La communauté scientifique reste très dubitative quant à l’hypothèse de l’invention et de l’usage des piles électriques à Ctésiphon à l’époque des Arsacides, il y a 2000 ans. Les historiens des sciences mettent également en doute que cette « pile » ait été utilisée pour la dorure d’objets métalliques.

Les doutes exprimés par les savants se fondent sur une question de « méthode scientifique ». Autrement dit, ils mettent en doute le fondement scientifique et même historique de l’invention et de l’usage des piles électriques à l’époque des Parthes. Bien que les vases découverts à Khujut Rabu et Ctésiphon puissent servir de « pile électrique voltaïque », ils insistent à dire que certains éléments (dont les fils conducteurs) manquent à cet ensemble. En outre, la dorure d’objets métalliques par électrolyse supposerait, selon les savants, que dans l’Antiquité, les gens auraient eu accès à des sels d’or en solution, ce qui serait très peu vraisemblable, car ces derniers ne furent connus que beaucoup plus tard pendant le Moyen-Âge. Le procédé des orfèvres de Bagdad que König mentionne dans son article de 1936 suppose l’usage de sels d’or en solution. Or, dans l’Antiquité l’usage de tels sels est très hypothétique, selon les historiens des sciences. L’or est un « métal noble » qui résiste à la corrosion et à l’oxydation. L’or ne s’oxyde pas et on le trouve dans la nature uniquement à l’état métallique, car l’or n’est pas soluble dans les solutions basiques ou les acides forts, à l’exception de l’eau régale [5].

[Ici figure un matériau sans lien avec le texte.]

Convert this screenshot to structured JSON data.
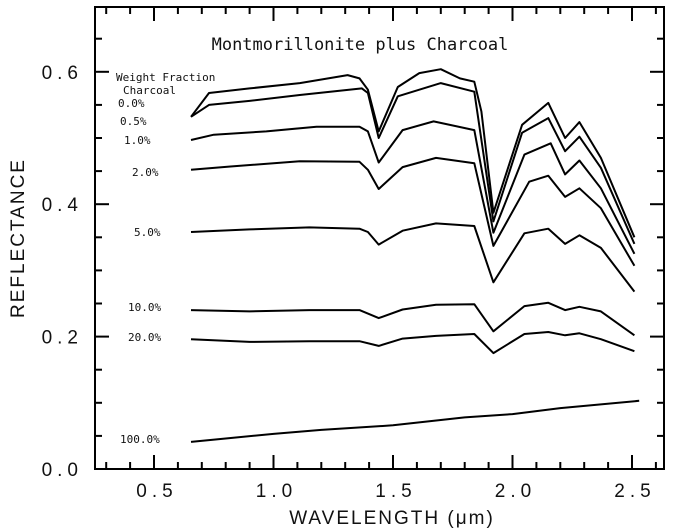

Avant les progrès de l’alchimie médiévale, dus essentiellement aux méthodes expérimentales des savants musulmans, on ne connaît pas, selon les historiens des sciences, de méthode permettant par une réaction chimique de « dissoudre » l’or pour obtenir des sels d’or solubles.

Figure n° 5 : Schéma de la pile de Bagdad

Les Parthes n’avaient-ils réellement pas la possibilité d’avoir accès au sel d’or soluble ? Pour répondre à cette question, le chimiste Emmerich Paszthory publia un article en 1989 pour montrer qu’il était théoriquement possible d’obtenir, il y a 2000 ans, des sels d’or en solution. Dans cet article, Paszthory explique que si on écrase des amandes amères ou des noyaux de cerises aigres avec un peu de levure de bière, de l’eau et de la poudre d’or, on pourra obtenir, avec de la chaleur et du temps, une « très bonne solution électrolytique de sel d’or » !

Cet exemple explique très clairement l’argument principal de la communauté scientifique qui rejette l’idée de l’invention et de l’usage des piles électriques à l’époque des Parthes à Ctésiphon en mettant en mettant en question la « méthode de recherche ». Les savants disent qu’il ne suffit pas que les archéologues se fondent sur nos connaissances actuelles pour montrer qu’une technique ancienne aurait été possible pour en conclure ensuite qu’ellea effectivement été appliquée.

    Notes

    [1Dans le paradis perdu, neuf ans en Irak.

    [2Recherche et progrès, en allemand.

    [3Ein galvanisches Element aus der Partherzeit ?

    [4Directeur du musée Roemer-Pelizaeus à Hildesheim (Allemagne) de 1974 à 2000. Il fut également président du Comité international d’égyptologie au Conseil international des musées (ICOM).

    [5L’eau régale ou eau royale est un mélange d’acide chlorhydrique et d’acide nitrique, capable de dissoudre certains métaux nobles comme la platine, l’or ou le tantale.